Recalling the demonetisation and GST experiences, which she asserts are not of the magnitude of the present black swan event in the form of coronavirus, did serve as “practice rounds”. “We need to remember collectively that we have these muscles. We need to bring them to fore, practise and recognise this is an opportunity and to try these muscles again,” she said. 

Emerging from this, there are five principles that Sen places in front of her while dealing with crisis. 

Five Leadership Principles To Face Crises

The first from this is to ‘pause and reflect’. “Put breaks on your brains and do not get into a fight or flight response. COVID19 has reiterated the value of reflection, where we need to go at a higher level and observe ourselves, our teams and businesses as though we are not part of it. It allows the brain to regenerate,” the 3M Abrasive Systems Division’s VP & GM explains. 

Sen’s second principle is to democratise decision making. She observes that when times go south, there is a tendency to pull up decision making and control it among a limited coterie of people. “The absolute opposite has to be done. We need to involve more people and stakeholders. We should empower and enable them. We must have the humility of making sure that the problem definition is shared and then there are experts who are part of the solution developing process,” she urged.

She also highlighted the importance of small choices in every day decision making as the third principle. Dubbed as jugaad in India or hustle in the US, these every day decisions can exponentially impact the outcome, not just in the moment and in the crisis but in a company’s future. 

Sen also advises to “not delegate communication”. She explains that at times of crises, people look up to their leaders. “We know we need to look calm but do not just look calm, be calm. Don’t delegate communication but cascade it. Empower people to communicate your message to increase the impact,” she said.

Her final principle is surrounding one’s self with “leaders who have integrity and character”. She said, “Make sure your leadership team are people of ethics, integrity and character because a lot of that would be needed right now.”

Together these form a company’s crisis muscles that when put to work, can hold it in good stead towards building its future readiness.

Opportunity, Not Silver Lining

In the pursuit of the future, it is important to not look for a definition of success. “Instead, stay connected with what is changing to look out for opportunities coming out of it so you can participate and build it into success,” she said.

As things are changing, companies and leaders should look for the changes that lead to different consumption patterns and solutions for the here and now. “Don’t search for silver linings, but pivot to see what you can become from your current core competency in the new world.
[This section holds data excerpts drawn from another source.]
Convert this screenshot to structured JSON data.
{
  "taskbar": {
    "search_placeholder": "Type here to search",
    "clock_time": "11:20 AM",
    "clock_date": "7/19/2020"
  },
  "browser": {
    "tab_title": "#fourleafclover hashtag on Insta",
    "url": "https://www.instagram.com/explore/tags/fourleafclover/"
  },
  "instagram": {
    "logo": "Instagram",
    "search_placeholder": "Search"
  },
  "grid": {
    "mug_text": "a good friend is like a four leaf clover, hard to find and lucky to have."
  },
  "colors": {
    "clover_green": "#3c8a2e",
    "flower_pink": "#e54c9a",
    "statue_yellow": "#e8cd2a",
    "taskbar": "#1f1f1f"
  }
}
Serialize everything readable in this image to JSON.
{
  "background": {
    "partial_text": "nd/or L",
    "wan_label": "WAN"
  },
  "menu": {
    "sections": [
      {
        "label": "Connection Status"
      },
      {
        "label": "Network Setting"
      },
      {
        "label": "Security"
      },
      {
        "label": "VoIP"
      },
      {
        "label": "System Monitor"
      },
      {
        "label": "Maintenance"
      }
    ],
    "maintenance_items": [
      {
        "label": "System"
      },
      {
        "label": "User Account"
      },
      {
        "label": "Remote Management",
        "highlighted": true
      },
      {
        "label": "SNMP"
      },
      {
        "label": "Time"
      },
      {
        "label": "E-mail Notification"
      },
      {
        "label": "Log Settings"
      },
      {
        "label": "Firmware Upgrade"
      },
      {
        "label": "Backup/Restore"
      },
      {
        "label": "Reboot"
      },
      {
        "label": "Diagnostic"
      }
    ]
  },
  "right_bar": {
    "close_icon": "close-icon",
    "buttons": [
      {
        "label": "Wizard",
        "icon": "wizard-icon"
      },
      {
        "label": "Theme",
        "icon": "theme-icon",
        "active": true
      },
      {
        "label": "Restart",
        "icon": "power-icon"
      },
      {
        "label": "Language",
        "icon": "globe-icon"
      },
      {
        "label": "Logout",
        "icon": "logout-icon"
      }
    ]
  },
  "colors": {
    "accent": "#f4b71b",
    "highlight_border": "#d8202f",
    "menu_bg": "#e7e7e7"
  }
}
Experiment and take bets, you would be able to design the silver lining,” Sen stated.

In her conversation with Batra, Sen also pondered on the future of workplace stating that more flexibility will come in work and that this will have much broader appeal. Companies may want to incentivise and as newer ways to ‘meet’ come into force, some of these changes may become more permanent in the workplace as well. Office space and design too will undergo changes to be ‘safer’.

If there was one broad message from Sen, it was the need to keep an optimistic outlook while battling the current challenges. “Have a bias for optimism”, the business leader advised.